Turning flip-flops into art

WATAMU and NAIROBI, Kenya — “When you get these pristine beaches,” conservationist Steve Trott explained gesturing toward the nearby miles of fine white sand, “it’s not because the plastic and the rubbish is not there, it’s because it’s either out at sea or buried under the sand.”

Few of the tourists flocking to Watamu and other towns lining Kenya’s Indian Ocean coast know about the tons of waste entombed beneath the beautiful sandy beaches or floating on the waves far beyond the coral reefs.

No systematic studies have been done but one local hotel that runs weekend clean-ups of the beach estimates that up to 13 tons of rubbish washes up on its little stretch of beach every year.

Accounting for a significant amount of the myriad of plastic, glass and tin junk are flip-flops, the lightweight rubber sandals worn (and then discarded) by millions of people across the world, especially in the developing world where they are among the cheapest available
footware. Thanks to an imaginative recycling operation this flip-flop flotsam is being given a new life in art and fashion.
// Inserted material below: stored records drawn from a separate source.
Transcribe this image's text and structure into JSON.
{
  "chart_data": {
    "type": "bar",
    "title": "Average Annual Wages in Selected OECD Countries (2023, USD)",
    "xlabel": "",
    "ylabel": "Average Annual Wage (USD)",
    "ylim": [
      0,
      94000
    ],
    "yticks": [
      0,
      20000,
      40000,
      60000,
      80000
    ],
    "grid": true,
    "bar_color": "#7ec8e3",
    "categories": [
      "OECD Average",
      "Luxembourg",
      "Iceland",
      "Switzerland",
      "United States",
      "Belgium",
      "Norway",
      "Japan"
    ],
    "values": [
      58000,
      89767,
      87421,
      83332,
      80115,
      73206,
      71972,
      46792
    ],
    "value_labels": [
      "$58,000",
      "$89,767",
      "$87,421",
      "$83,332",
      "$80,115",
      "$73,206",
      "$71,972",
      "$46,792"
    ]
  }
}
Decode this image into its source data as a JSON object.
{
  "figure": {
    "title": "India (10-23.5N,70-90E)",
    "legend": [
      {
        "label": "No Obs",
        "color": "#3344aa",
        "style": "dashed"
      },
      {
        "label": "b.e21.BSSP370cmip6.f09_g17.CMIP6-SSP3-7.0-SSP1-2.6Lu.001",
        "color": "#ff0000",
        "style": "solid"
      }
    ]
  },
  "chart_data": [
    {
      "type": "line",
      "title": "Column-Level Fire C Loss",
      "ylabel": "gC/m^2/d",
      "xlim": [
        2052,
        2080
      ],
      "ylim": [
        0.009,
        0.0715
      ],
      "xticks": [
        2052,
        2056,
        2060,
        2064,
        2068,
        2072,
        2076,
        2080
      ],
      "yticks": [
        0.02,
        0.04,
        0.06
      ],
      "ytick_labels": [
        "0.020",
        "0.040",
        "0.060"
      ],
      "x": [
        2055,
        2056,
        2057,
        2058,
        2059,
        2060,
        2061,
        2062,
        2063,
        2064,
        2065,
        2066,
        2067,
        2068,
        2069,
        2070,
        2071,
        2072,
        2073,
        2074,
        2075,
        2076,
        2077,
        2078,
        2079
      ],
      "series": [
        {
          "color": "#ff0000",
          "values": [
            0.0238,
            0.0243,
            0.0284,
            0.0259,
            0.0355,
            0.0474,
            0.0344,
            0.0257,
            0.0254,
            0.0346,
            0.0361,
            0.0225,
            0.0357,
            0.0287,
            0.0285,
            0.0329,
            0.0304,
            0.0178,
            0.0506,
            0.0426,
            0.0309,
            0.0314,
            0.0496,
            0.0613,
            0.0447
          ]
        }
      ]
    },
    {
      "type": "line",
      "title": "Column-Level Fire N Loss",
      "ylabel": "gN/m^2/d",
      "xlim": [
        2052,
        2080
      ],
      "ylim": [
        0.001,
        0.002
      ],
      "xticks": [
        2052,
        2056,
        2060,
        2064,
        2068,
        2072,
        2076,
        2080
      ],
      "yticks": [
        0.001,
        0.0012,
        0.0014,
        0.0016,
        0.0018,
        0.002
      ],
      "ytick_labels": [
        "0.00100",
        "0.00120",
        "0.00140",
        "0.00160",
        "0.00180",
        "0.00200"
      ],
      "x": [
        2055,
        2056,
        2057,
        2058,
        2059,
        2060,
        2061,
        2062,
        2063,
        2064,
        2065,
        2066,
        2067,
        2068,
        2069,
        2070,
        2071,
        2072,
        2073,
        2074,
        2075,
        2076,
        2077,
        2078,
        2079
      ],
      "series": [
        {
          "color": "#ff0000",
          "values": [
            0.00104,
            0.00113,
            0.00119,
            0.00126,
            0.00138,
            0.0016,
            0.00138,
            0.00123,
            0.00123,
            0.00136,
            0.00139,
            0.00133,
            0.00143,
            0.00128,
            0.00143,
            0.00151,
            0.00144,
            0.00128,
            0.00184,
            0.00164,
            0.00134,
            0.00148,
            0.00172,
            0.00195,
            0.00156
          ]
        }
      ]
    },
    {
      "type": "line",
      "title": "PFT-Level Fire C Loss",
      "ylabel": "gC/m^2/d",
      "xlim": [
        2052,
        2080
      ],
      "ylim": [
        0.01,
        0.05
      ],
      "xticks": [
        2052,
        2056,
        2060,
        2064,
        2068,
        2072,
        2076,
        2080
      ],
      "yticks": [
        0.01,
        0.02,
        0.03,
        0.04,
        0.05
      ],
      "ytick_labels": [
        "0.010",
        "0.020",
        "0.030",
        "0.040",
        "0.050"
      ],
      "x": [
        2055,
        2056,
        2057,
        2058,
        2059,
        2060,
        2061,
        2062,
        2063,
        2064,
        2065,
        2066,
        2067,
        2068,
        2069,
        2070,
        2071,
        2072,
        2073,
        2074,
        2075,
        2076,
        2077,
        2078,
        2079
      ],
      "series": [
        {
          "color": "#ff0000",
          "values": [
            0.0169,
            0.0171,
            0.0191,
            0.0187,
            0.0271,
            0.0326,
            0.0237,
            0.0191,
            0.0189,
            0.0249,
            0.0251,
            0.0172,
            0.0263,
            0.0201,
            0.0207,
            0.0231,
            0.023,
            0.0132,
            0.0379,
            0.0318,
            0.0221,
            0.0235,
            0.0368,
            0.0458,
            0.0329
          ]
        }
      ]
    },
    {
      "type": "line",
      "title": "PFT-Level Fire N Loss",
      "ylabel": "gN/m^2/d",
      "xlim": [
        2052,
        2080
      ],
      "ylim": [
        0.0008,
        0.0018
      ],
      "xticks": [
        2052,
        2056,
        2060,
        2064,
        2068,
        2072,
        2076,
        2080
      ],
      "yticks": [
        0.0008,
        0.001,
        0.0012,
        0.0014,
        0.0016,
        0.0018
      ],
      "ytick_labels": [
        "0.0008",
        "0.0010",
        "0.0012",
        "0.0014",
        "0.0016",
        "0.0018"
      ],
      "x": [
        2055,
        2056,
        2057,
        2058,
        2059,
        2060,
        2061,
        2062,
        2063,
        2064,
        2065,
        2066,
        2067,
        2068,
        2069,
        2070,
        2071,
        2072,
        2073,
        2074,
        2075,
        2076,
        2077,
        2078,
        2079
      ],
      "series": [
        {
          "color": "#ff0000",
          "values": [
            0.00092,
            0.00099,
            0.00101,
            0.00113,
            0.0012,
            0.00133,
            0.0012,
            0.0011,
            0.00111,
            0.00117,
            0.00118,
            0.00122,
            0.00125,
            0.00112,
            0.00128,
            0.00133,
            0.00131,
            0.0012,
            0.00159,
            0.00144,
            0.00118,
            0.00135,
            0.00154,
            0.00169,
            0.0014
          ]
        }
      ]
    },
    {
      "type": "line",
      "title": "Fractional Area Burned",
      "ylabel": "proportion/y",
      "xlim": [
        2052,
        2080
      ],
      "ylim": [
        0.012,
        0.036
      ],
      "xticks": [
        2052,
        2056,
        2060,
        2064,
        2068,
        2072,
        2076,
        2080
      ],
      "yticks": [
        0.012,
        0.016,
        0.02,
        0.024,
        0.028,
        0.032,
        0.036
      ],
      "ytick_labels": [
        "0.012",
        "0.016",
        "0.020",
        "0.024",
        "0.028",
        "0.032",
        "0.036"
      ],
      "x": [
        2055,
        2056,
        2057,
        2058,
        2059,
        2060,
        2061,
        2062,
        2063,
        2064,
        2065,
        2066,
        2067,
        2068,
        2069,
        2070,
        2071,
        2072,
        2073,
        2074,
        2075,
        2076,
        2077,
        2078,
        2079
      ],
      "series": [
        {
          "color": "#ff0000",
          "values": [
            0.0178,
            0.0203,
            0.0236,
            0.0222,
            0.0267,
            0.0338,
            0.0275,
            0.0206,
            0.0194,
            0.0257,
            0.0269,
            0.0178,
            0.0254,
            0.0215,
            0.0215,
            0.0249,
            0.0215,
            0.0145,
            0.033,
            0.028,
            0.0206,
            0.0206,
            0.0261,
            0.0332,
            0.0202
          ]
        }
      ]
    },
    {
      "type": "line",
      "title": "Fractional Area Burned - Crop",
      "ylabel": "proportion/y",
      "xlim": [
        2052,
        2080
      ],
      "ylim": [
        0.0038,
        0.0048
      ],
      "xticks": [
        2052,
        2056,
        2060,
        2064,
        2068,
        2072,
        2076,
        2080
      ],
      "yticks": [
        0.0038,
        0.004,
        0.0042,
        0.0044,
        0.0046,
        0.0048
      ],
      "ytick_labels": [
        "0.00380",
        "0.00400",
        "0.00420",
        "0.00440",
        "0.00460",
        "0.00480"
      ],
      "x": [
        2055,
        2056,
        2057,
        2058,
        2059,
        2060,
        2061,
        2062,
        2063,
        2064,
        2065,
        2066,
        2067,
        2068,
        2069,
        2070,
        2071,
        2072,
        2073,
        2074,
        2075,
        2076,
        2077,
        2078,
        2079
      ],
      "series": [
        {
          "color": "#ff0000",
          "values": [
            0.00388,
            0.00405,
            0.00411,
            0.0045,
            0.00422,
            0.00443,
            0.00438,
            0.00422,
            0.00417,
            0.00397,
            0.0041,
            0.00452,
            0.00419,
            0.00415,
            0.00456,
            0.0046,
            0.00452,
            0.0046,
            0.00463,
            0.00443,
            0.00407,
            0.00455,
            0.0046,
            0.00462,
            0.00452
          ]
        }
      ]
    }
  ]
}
“It all started with kids making toys out of sticks and thorns and flip-flops,” said Julie Church, the 40-year old Kenyan environmental scientist behind UniquEco, a Nairobi-based company that turns old flip-flops into new products. Working in turtle conservation on Kiwayu Island in the Kiunga Marine National Reserve off Kenya’s northeast coast, Church watched as children collected broken chunks of flip-flop from the high-water line to fashion into the wings for little aeroplanes, modeled on the ones they saw flying overhead ferrying tourists to their resorts. The kids would play with these homemade toys for hours and each flip-flop they collected was one less to block the sea turtle’s nesting sites.
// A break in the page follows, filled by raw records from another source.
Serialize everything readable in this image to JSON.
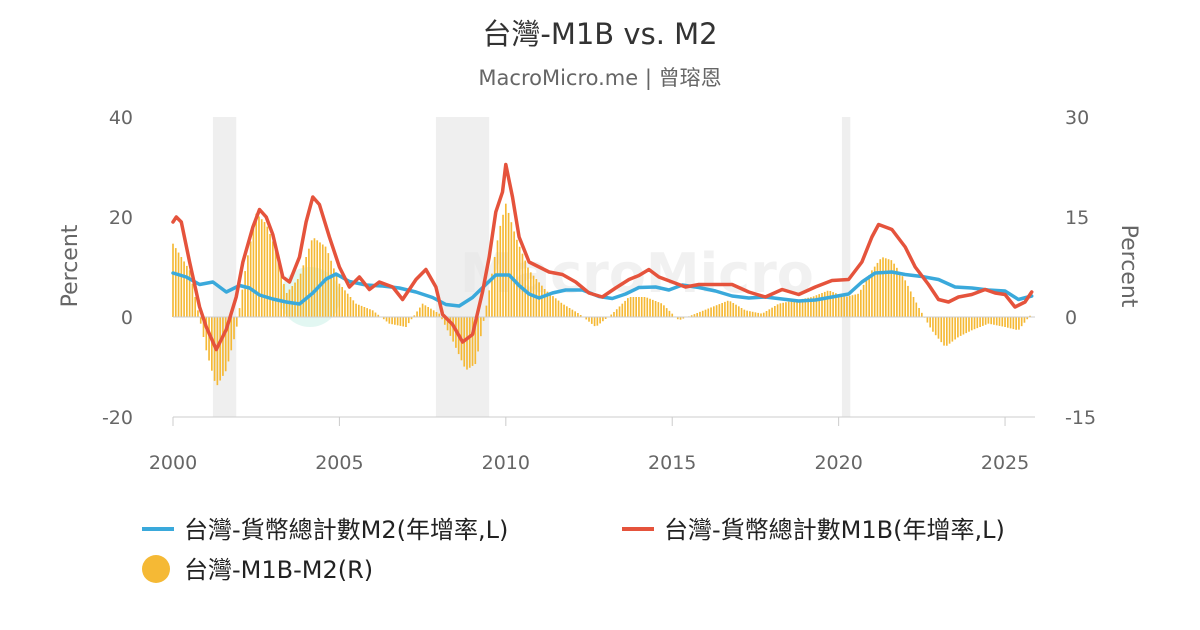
{
  "chart_data": {
    "type": "line",
    "title": "台灣-M1B vs. M2",
    "subtitle": "MacroMicro.me | 曾瑢恩",
    "x_ticks": [
      2000,
      2005,
      2010,
      2015,
      2020,
      2025
    ],
    "xlim": [
      2000,
      2025.9
    ],
    "ylim_left": [
      -20,
      40
    ],
    "ylim_right": [
      -15,
      30
    ],
    "yticks_left": [
      -20,
      0,
      20,
      40
    ],
    "yticks_right": [
      -15,
      0,
      15,
      30
    ],
    "ylabel_left": "Percent",
    "ylabel_right": "Percent",
    "watermark": "MacroMicro",
    "legend_position": "bottom",
    "shaded_periods": [
      [
        2001.2,
        2001.9
      ],
      [
        2007.9,
        2009.5
      ],
      [
        2020.1,
        2020.35
      ]
    ],
    "colors": {
      "m2": "#3aa9db",
      "m1b": "#e5533c",
      "spread": "#f5b935",
      "shade": "#efefef",
      "axis": "#cccccc"
    },
    "series": [
      {
        "key": "m2",
        "name": "台灣-貨幣總計數M2(年增率,L)",
        "type": "line",
        "axis": "left",
        "points": [
          [
            2000.0,
            8.8
          ],
          [
            2000.4,
            8.0
          ],
          [
            2000.8,
            6.5
          ],
          [
            2001.2,
            7.0
          ],
          [
            2001.6,
            5.0
          ],
          [
            2002.0,
            6.3
          ],
          [
            2002.3,
            5.8
          ],
          [
            2002.6,
            4.4
          ],
          [
            2003.0,
            3.6
          ],
          [
            2003.4,
            3.0
          ],
          [
            2003.8,
            2.6
          ],
          [
            2004.2,
            4.8
          ],
          [
            2004.6,
            7.6
          ],
          [
            2004.9,
            8.6
          ],
          [
            2005.3,
            7.1
          ],
          [
            2005.8,
            6.4
          ],
          [
            2006.3,
            6.2
          ],
          [
            2006.8,
            5.8
          ],
          [
            2007.3,
            5.0
          ],
          [
            2007.8,
            3.9
          ],
          [
            2008.2,
            2.5
          ],
          [
            2008.6,
            2.2
          ],
          [
            2009.0,
            3.9
          ],
          [
            2009.4,
            6.5
          ],
          [
            2009.7,
            8.4
          ],
          [
            2010.1,
            8.4
          ],
          [
            2010.4,
            6.3
          ],
          [
            2010.7,
            4.6
          ],
          [
            2011.0,
            3.8
          ],
          [
            2011.4,
            4.8
          ],
          [
            2011.8,
            5.4
          ],
          [
            2012.3,
            5.4
          ],
          [
            2012.8,
            4.1
          ],
          [
            2013.2,
            3.7
          ],
          [
            2013.6,
            4.6
          ],
          [
            2014.0,
            5.9
          ],
          [
            2014.5,
            6.0
          ],
          [
            2014.9,
            5.4
          ],
          [
            2015.3,
            6.4
          ],
          [
            2015.8,
            5.9
          ],
          [
            2016.3,
            5.2
          ],
          [
            2016.8,
            4.2
          ],
          [
            2017.3,
            3.8
          ],
          [
            2017.8,
            4.0
          ],
          [
            2018.3,
            3.6
          ],
          [
            2018.8,
            3.2
          ],
          [
            2019.3,
            3.4
          ],
          [
            2019.8,
            4.0
          ],
          [
            2020.3,
            4.6
          ],
          [
            2020.7,
            7.0
          ],
          [
            2021.1,
            8.8
          ],
          [
            2021.6,
            9.0
          ],
          [
            2022.0,
            8.5
          ],
          [
            2022.5,
            8.1
          ],
          [
            2023.0,
            7.5
          ],
          [
            2023.5,
            6.0
          ],
          [
            2024.0,
            5.8
          ],
          [
            2024.5,
            5.4
          ],
          [
            2025.0,
            5.2
          ],
          [
            2025.4,
            3.5
          ],
          [
            2025.8,
            4.2
          ]
        ]
      },
      {
        "key": "m1b",
        "name": "台灣-貨幣總計數M1B(年增率,L)",
        "type": "line",
        "axis": "left",
        "points": [
          [
            2000.0,
            19.0
          ],
          [
            2000.1,
            20.0
          ],
          [
            2000.25,
            19.0
          ],
          [
            2000.5,
            11.0
          ],
          [
            2000.8,
            2.0
          ],
          [
            2001.0,
            -2.0
          ],
          [
            2001.3,
            -6.5
          ],
          [
            2001.6,
            -2.5
          ],
          [
            2001.9,
            4.0
          ],
          [
            2002.1,
            11.0
          ],
          [
            2002.4,
            18.0
          ],
          [
            2002.6,
            21.5
          ],
          [
            2002.8,
            20.0
          ],
          [
            2003.0,
            16.5
          ],
          [
            2003.3,
            8.0
          ],
          [
            2003.5,
            7.0
          ],
          [
            2003.8,
            12.0
          ],
          [
            2004.0,
            19.0
          ],
          [
            2004.2,
            24.0
          ],
          [
            2004.4,
            22.5
          ],
          [
            2004.7,
            16.0
          ],
          [
            2005.0,
            10.0
          ],
          [
            2005.3,
            6.0
          ],
          [
            2005.6,
            8.0
          ],
          [
            2005.9,
            5.5
          ],
          [
            2006.2,
            7.0
          ],
          [
            2006.6,
            6.0
          ],
          [
            2006.9,
            3.5
          ],
          [
            2007.3,
            7.5
          ],
          [
            2007.6,
            9.5
          ],
          [
            2007.9,
            6.0
          ],
          [
            2008.1,
            0.5
          ],
          [
            2008.4,
            -1.5
          ],
          [
            2008.7,
            -5.0
          ],
          [
            2009.0,
            -3.5
          ],
          [
            2009.3,
            5.0
          ],
          [
            2009.5,
            12.0
          ],
          [
            2009.7,
            21.0
          ],
          [
            2009.9,
            25.0
          ],
          [
            2010.0,
            30.5
          ],
          [
            2010.2,
            24.0
          ],
          [
            2010.4,
            16.0
          ],
          [
            2010.7,
            11.0
          ],
          [
            2011.0,
            10.0
          ],
          [
            2011.3,
            9.0
          ],
          [
            2011.7,
            8.5
          ],
          [
            2012.1,
            7.0
          ],
          [
            2012.5,
            4.8
          ],
          [
            2012.9,
            4.0
          ],
          [
            2013.3,
            5.8
          ],
          [
            2013.7,
            7.5
          ],
          [
            2014.0,
            8.3
          ],
          [
            2014.3,
            9.5
          ],
          [
            2014.6,
            8.0
          ],
          [
            2015.0,
            7.0
          ],
          [
            2015.4,
            6.0
          ],
          [
            2015.8,
            6.5
          ],
          [
            2016.3,
            6.5
          ],
          [
            2016.8,
            6.5
          ],
          [
            2017.3,
            5.0
          ],
          [
            2017.8,
            4.0
          ],
          [
            2018.3,
            5.5
          ],
          [
            2018.8,
            4.5
          ],
          [
            2019.3,
            6.0
          ],
          [
            2019.8,
            7.3
          ],
          [
            2020.3,
            7.5
          ],
          [
            2020.7,
            11.0
          ],
          [
            2021.0,
            16.0
          ],
          [
            2021.2,
            18.5
          ],
          [
            2021.6,
            17.5
          ],
          [
            2022.0,
            14.0
          ],
          [
            2022.3,
            10.0
          ],
          [
            2022.7,
            6.5
          ],
          [
            2023.0,
            3.5
          ],
          [
            2023.3,
            3.0
          ],
          [
            2023.6,
            4.0
          ],
          [
            2024.0,
            4.5
          ],
          [
            2024.4,
            5.5
          ],
          [
            2024.7,
            4.8
          ],
          [
            2025.0,
            4.5
          ],
          [
            2025.3,
            2.0
          ],
          [
            2025.6,
            3.0
          ],
          [
            2025.8,
            5.0
          ]
        ]
      },
      {
        "key": "spread",
        "name": "台灣-M1B-M2(R)",
        "type": "bar",
        "axis": "right",
        "points": [
          [
            2000.0,
            11.0
          ],
          [
            2000.5,
            7.0
          ],
          [
            2001.0,
            -5.0
          ],
          [
            2001.3,
            -10.5
          ],
          [
            2001.6,
            -8.0
          ],
          [
            2001.9,
            -2.0
          ],
          [
            2002.2,
            8.0
          ],
          [
            2002.5,
            15.5
          ],
          [
            2002.8,
            14.0
          ],
          [
            2003.1,
            10.0
          ],
          [
            2003.4,
            3.5
          ],
          [
            2003.8,
            6.0
          ],
          [
            2004.2,
            12.0
          ],
          [
            2004.6,
            10.5
          ],
          [
            2005.0,
            5.0
          ],
          [
            2005.5,
            2.0
          ],
          [
            2006.0,
            1.0
          ],
          [
            2006.5,
            -1.0
          ],
          [
            2007.0,
            -1.5
          ],
          [
            2007.5,
            2.0
          ],
          [
            2008.0,
            0.5
          ],
          [
            2008.4,
            -3.5
          ],
          [
            2008.8,
            -8.0
          ],
          [
            2009.1,
            -7.0
          ],
          [
            2009.5,
            4.0
          ],
          [
            2009.8,
            13.0
          ],
          [
            2010.0,
            17.0
          ],
          [
            2010.3,
            12.0
          ],
          [
            2010.7,
            7.0
          ],
          [
            2011.2,
            4.0
          ],
          [
            2011.7,
            2.0
          ],
          [
            2012.2,
            0.5
          ],
          [
            2012.7,
            -1.5
          ],
          [
            2013.2,
            0.5
          ],
          [
            2013.7,
            3.0
          ],
          [
            2014.2,
            3.0
          ],
          [
            2014.7,
            2.0
          ],
          [
            2015.2,
            -0.5
          ],
          [
            2015.7,
            0.5
          ],
          [
            2016.2,
            1.5
          ],
          [
            2016.7,
            2.5
          ],
          [
            2017.2,
            1.0
          ],
          [
            2017.7,
            0.5
          ],
          [
            2018.2,
            2.0
          ],
          [
            2018.7,
            2.5
          ],
          [
            2019.2,
            3.0
          ],
          [
            2019.7,
            4.0
          ],
          [
            2020.2,
            3.0
          ],
          [
            2020.6,
            3.5
          ],
          [
            2021.0,
            7.0
          ],
          [
            2021.3,
            9.0
          ],
          [
            2021.6,
            8.5
          ],
          [
            2022.0,
            5.5
          ],
          [
            2022.4,
            1.5
          ],
          [
            2022.8,
            -2.0
          ],
          [
            2023.2,
            -4.5
          ],
          [
            2023.6,
            -3.0
          ],
          [
            2024.0,
            -2.0
          ],
          [
            2024.5,
            -1.0
          ],
          [
            2025.0,
            -1.5
          ],
          [
            2025.4,
            -2.0
          ],
          [
            2025.8,
            0.5
          ]
        ]
      }
    ]
  }
}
“The project evolved from there,” said Church, standing in the UniquEco workshop in Nairobi. Around her a dozen men and women busily cleaned, cut, glued, shaped and sanded old flip-flops. Once the flip-flops were glued together the craftsmen and women had big lumps of colorfully striated rubber to work with.

In the showroom next door were animal sculptures — crazily striped rhinos, elephants and lions looking like mini psychedelic safaris. Bright rubber mobiles hung from the ceiling, hippo-headed hobbyhorses were stacked in the corner and a display table was a parking lot for little rubber 4x4s and "matatus," or minibus taxis.

Others had punched hundreds of holes in each flip-flop to make beads strung together into bobbly multi-colored curtains, necklaces, belts and placemats. One young Kenyan girl on holiday from art school in Britain sat with a bag of flip-flop shapes testing out new jewelry

There is no shortage of raw material. Outside the workshop a recent 880-pound delivery of broken flip-flops was piled up in bags — that is roughly 1,000 sandals. “Flip-flops wash up on our shores from Malaysia, China, Mozambique and Tanzania,” said Church.

“The challenge is coming up with designs, finding the market and not making it look  'community,’” Church said referring to the dodgy designs and poor workmanship that often distinguish do-gooding projects.

“You need to understand color and make sure the product is actually good.”

The recycling scheme began with backing from the NGO World Wildlife Fund, but is now run as a for-profit business that produces designs that customers are willing to pay for. (A wide range of goods, from jewelry, to placemats, to a backgammon set, can be ordered from UniquEco's website.)

It might be easier to run as a charity or NGO, tapping into the vast benevolent funds available, but Church wants UniqEco to be sustainable in the longterm, not subject to the vagaries of donors’ short attention spans. So she decided that UniquEco must be a profitable commercial enterprise.

Church has ploughed her own money into the business for five years but struggles to make a profit, largely because fashioning the recycled goods is so labor intensive.

“There’s no machine that can glue flip-flops together and cut them into shapes,” she said.

Slowly UniquEco is building its reputation and attracting more customers. In addition to the various little animals and household goods the rubber artisans have crafted a couple of showstoppers.

A 15-foot-tall flip-flop giraffe named "Twiga" graced Rome Fashion Week in July last year and "Mfalme," a life-sized minke whale, did a tour of Kenya before reaching her current resting place in a public park in Mombasa. The aim of all this is not simply to please the eye or give tourists an unusual keepsake. Church pointed out that she remains a conservationist and her driving ambition is to clean up Kenya’s beaches and marine environment for the sea turtles and others creatures.

The flip-flop recycling efforts have been an inspiration to others and back in Watamu there are plans to recycle other marine waste. Trott’s Watamu Marine Association is pioneering a waste management program that will employ local people to collect rubbish from the beach and the town.

The plan is to pay the collectors from profits earned by recycling the rubbish. Trott explains that glass can be cleaned and reused or smashed up and used as a building material and plastics can be melted down and reformed into new household goods. And flip-flops can be turned into art.

Editor's note: This story was updated to correct the spelling of UniquEco.